Três reportagens sobre mudanças climáticas
Emissões
mundiais da agropecuária dobram em 50 anos
Pela
primeira vez, FAO analisou as emissões globais decorrentes da
agricultura, pecuária, silvicultura e pesca. No Brasil, agropecuária
é o setor que mais emite gases do efeito estufa.
As
emissões de gases do efeito estufa provenientes da agropecuária,
silvicultura e pesca praticamente dobraram nos últimos 50 anos. Até
2050, esse volume deve crescer 30% caso a expansão do setor continue
no ritmo atual e nada aconteça para frear as emissões.
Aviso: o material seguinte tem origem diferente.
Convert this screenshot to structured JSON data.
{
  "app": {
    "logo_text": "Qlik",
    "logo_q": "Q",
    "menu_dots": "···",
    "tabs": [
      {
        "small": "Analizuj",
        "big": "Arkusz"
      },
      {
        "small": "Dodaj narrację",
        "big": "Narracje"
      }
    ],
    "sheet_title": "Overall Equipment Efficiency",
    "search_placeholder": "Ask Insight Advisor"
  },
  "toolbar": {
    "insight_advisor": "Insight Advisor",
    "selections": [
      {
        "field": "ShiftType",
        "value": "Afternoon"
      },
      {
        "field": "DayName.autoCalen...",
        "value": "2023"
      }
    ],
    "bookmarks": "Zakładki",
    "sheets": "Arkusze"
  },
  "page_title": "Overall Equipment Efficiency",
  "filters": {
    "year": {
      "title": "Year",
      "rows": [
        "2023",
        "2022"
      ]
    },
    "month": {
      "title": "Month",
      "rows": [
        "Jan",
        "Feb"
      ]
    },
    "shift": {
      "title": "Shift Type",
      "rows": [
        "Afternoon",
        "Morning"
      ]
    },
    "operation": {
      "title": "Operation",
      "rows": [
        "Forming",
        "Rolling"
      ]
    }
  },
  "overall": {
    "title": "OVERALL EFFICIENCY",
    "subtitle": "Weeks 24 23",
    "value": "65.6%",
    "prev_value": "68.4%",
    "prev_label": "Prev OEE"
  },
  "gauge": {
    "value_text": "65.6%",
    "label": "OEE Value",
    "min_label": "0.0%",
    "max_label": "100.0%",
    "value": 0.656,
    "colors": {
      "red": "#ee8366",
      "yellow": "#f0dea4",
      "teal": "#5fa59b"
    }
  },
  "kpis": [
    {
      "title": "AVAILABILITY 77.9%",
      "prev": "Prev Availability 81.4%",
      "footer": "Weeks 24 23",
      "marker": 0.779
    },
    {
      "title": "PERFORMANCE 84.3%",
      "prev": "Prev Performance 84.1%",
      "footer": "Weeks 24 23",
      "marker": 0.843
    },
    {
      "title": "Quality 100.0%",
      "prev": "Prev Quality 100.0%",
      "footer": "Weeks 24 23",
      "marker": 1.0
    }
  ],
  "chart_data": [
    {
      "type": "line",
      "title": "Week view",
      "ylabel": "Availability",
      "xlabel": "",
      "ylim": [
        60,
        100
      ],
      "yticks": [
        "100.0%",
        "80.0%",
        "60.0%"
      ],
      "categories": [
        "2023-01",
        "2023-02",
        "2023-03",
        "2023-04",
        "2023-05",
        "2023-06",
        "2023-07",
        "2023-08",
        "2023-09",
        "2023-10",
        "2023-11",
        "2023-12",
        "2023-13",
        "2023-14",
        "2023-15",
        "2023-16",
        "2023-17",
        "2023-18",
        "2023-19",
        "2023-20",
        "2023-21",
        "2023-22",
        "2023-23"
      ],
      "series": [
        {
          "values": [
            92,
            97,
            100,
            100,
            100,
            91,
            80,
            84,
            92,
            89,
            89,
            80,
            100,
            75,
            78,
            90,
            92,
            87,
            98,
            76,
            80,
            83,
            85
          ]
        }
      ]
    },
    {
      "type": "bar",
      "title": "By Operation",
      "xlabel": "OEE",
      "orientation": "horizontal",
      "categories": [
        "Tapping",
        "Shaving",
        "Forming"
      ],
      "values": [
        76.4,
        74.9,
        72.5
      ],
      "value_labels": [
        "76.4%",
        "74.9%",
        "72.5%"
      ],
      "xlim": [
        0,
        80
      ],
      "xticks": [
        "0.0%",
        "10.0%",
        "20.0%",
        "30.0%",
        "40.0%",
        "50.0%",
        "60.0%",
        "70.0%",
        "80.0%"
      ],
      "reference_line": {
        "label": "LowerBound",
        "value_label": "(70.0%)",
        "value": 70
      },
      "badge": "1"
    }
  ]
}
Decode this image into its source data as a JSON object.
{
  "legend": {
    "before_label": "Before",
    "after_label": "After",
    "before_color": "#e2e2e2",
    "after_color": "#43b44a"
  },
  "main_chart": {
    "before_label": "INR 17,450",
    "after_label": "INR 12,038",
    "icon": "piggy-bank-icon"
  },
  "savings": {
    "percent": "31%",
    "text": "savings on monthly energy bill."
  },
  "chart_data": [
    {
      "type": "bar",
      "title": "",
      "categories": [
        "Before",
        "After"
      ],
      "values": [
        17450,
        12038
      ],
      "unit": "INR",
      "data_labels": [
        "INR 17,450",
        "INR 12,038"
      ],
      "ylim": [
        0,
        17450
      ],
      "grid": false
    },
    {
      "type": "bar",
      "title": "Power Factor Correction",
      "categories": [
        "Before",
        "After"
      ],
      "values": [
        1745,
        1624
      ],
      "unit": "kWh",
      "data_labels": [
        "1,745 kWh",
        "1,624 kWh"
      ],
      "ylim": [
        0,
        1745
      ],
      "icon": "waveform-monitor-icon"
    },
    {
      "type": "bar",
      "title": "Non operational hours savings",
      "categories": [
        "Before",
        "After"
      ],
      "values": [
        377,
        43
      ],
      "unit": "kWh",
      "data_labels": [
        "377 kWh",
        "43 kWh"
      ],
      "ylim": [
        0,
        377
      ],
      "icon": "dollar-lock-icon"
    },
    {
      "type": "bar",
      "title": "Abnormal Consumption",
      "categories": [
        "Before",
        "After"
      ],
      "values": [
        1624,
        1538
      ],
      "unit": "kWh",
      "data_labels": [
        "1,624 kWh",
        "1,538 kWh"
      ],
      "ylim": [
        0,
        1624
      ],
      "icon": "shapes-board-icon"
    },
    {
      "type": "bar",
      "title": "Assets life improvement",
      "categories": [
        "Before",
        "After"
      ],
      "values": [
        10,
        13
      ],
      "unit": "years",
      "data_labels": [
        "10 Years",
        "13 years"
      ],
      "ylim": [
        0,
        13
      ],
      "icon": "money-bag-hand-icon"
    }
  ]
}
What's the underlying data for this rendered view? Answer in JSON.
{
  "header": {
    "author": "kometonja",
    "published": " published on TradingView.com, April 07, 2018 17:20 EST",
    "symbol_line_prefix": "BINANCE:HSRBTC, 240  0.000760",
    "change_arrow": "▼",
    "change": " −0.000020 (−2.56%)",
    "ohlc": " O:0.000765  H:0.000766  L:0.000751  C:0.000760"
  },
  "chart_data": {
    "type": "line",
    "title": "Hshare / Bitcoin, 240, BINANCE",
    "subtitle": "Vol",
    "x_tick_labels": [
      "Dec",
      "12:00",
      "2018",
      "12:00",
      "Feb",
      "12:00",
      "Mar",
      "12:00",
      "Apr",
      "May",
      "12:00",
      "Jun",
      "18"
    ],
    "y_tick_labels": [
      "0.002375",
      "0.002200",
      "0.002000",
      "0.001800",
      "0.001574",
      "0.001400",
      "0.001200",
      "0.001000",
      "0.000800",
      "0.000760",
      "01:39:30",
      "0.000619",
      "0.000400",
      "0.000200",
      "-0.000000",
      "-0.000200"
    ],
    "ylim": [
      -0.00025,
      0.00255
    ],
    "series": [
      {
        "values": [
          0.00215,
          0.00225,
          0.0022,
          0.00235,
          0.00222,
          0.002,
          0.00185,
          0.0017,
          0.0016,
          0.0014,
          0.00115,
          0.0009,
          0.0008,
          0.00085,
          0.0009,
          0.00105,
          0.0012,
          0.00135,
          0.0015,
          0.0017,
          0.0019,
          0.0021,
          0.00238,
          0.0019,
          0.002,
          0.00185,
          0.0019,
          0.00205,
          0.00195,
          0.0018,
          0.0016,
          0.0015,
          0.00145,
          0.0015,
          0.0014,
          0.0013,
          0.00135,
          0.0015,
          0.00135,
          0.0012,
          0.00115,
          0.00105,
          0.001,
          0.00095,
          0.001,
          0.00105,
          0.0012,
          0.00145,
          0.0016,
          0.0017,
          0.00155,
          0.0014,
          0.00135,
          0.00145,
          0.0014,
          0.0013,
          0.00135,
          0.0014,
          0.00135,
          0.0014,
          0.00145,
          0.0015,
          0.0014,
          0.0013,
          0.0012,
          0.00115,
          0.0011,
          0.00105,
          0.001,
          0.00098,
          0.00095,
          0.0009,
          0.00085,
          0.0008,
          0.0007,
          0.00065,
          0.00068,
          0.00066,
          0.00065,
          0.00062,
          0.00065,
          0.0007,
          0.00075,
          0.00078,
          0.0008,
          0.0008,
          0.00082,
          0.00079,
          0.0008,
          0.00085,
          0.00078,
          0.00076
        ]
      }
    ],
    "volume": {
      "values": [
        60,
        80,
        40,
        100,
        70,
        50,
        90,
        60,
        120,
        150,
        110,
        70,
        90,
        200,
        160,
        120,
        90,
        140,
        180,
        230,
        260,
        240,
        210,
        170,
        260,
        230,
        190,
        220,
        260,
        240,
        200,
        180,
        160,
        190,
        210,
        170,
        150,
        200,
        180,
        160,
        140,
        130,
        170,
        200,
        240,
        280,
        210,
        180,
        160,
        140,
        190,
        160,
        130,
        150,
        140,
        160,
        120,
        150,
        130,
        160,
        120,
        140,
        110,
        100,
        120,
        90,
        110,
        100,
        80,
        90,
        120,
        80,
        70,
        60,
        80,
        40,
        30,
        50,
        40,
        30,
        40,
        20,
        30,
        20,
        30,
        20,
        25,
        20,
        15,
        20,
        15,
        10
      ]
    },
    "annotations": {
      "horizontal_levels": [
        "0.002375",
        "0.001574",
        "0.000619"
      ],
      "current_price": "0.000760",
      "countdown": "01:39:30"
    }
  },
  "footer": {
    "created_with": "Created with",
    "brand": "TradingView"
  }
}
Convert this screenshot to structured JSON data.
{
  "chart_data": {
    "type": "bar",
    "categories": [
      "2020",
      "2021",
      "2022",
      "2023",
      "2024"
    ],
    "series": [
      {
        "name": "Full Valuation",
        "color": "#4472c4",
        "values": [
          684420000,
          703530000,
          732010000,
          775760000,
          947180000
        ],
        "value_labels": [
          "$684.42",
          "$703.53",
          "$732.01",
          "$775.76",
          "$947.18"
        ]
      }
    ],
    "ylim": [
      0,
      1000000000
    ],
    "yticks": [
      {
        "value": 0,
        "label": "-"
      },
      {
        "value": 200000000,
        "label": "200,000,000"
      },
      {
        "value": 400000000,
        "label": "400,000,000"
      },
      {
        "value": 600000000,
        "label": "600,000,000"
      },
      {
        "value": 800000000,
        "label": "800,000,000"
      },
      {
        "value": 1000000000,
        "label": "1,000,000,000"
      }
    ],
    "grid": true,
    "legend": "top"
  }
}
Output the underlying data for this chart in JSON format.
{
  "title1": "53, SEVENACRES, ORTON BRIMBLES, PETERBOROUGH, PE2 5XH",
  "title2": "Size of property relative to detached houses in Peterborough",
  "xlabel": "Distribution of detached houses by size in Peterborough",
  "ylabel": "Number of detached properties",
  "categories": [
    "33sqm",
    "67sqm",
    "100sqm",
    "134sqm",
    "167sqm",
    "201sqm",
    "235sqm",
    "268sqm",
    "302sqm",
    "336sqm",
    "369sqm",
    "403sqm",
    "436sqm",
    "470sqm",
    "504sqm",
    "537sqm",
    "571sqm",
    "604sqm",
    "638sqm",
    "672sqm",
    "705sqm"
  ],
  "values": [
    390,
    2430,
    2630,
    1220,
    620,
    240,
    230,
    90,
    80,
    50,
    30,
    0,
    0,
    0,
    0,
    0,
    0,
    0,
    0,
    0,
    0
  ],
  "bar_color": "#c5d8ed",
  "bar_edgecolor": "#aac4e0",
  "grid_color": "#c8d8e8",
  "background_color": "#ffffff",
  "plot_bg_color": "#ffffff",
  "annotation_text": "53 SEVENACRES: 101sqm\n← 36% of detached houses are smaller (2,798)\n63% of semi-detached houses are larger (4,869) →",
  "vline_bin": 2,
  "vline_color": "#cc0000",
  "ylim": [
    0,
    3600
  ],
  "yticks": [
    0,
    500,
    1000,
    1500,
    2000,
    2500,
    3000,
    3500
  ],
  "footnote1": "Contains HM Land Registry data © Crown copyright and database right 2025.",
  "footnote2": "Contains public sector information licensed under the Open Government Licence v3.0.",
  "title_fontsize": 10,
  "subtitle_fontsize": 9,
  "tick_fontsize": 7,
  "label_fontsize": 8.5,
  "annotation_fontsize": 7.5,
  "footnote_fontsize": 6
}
O alerta é
da Organização das Nações Unidas para Alimentação e Agricultura
(FAO) em um relatório divulgado nesta sexta-feira (11/04).
Esta é a
primeira vez que as emissões da agricultura são calculadas em nível
global. "Os novos dados da FAO são a fonte de informação mais
completa já feita sobre a contribuição da agricultura para o
aquecimento global. Até agora, cientistas e autoridades tinham
dificuldades para formular decisões estratégicas como resposta para
as mudanças climáticas devido à falta de informação. Essa lacuna
também impedia os esforços para mitigar as emissões da
agricultura", afirma Francesco Tubiello, da FAO.
O
documento aponta que, em 2001, a agropecuária emitiu aproximadamente
4,7 bilhões de toneladas de dióxido de carbono equivalentes (CO2e).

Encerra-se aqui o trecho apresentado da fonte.